A quanto sembra il lavoro dell’influencer è uno tra i più ambiti dai giovani. D’altra parte come si può rimproverare chi desideri fare un mestiere poco faticoso, che fa lucrare molto e che porta la celebrità in dono? In realtà l’influencer di professione prima si guadagna la celebrità e poi la mette al servizio dei marchi che pubblicizza. Quindi, più che “fare l’influencer”, l’obiettivo dovrebbe essere “diventare influencer”, ossia avere un seguito tale di pubblico da potersi proporre come veicolo pubblicitario. In altri termini l’influencer è qualcuno che affitta la propria faccia, la propria figura e la propria notorietà a chi desidera propagandare un certo prodotto.
Allo stesso modo, in fondo, altre figure professionali sorte di recente affittano qualcosa in cambio di una ricompensa: i rider, ad esempio, mettono a disposizione la loro fatica fisica per consegnare panini e pietanze a domicilio, né più né meno di quanto fanno gli influencer con la loro immagine. La differenza principale sta nel fatto che a fare il rider si guadagna molto meno e si fatica molto di più che a fare l’influencer. Questo, da un punto di vista razionale, spiega abbastanza bene perché le persone desiderino di più fare l’influencer che non fare il rider. In realtà, da sempre esistono ruoli simili all’influencer e al rider; la pubblicità è nata a fine del XIX secolo insieme alla produzione industriale e molti negozi, un tempo, erano dotati di fattorini, per le consegne a domicilio. La diffusione di Internet ha permesso di riscoprire queste professioni, esaltandone alcune caratteristiche.
A ben riflettere, la precarietà non è monopolio dei rider sottopagati, ma riguarda intere categorie. L’ambito artistico, per esempio, è sempre stato caratterizzato dal mecenatismo, ossia dalla ricerca di committenti in grado di garantire un reddito significativo. Mozart cercò di essere assunto alla corte asburgica senza mai riuscirci, Bach scrisse molta musica sacra perché aveva soprattutto dei committenti legati alla Chiesa. In epoca più recente, poi, alla celebrità artistica si è spesso legato un ruolo da influencer ante litteram. Basti pensare alla celebrità di pittori come Picasso e Dalì, famosi tra le altre cose per la tendenza a monetizzare con qualunque opera firmata da loro (bottiglie, soprammobili, assegni, disegnini fatti su tovaglioli), oppure a tutti i giganti della musica pop del secolo scorso.
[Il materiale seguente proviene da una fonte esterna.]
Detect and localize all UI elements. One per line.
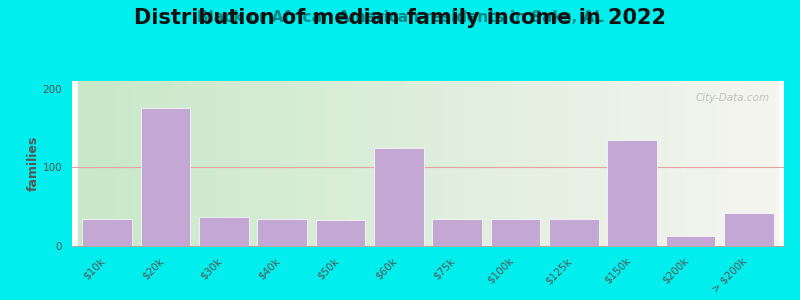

Per tutti gli esempi citati si può parlare di influencer, consapevoli o meno.
Questo suggerisce che alla notorietà sia sempre collegata una certa tendenza a indirizzare i gusti e le preferenze del pubblico e dei propri ammiratori. Lo sviluppo tecnologico, semmai, ha fatto sì che la fama venisse utilizzata come fonte di guadagno a sé stante, come mai era successo in passato.
Il fatto di provare a governare l’attività pubblicitaria svolta via Internet è appena normale; forse è meno normale pensare che si possano creare migliaia di posti di lavoro a partire da una posizione di influencer. Certo resta che la modernità non deve essere ignorata, perché ci sta correndo incontro. A noi resta la scelta se fuggire oppure rincorrerla.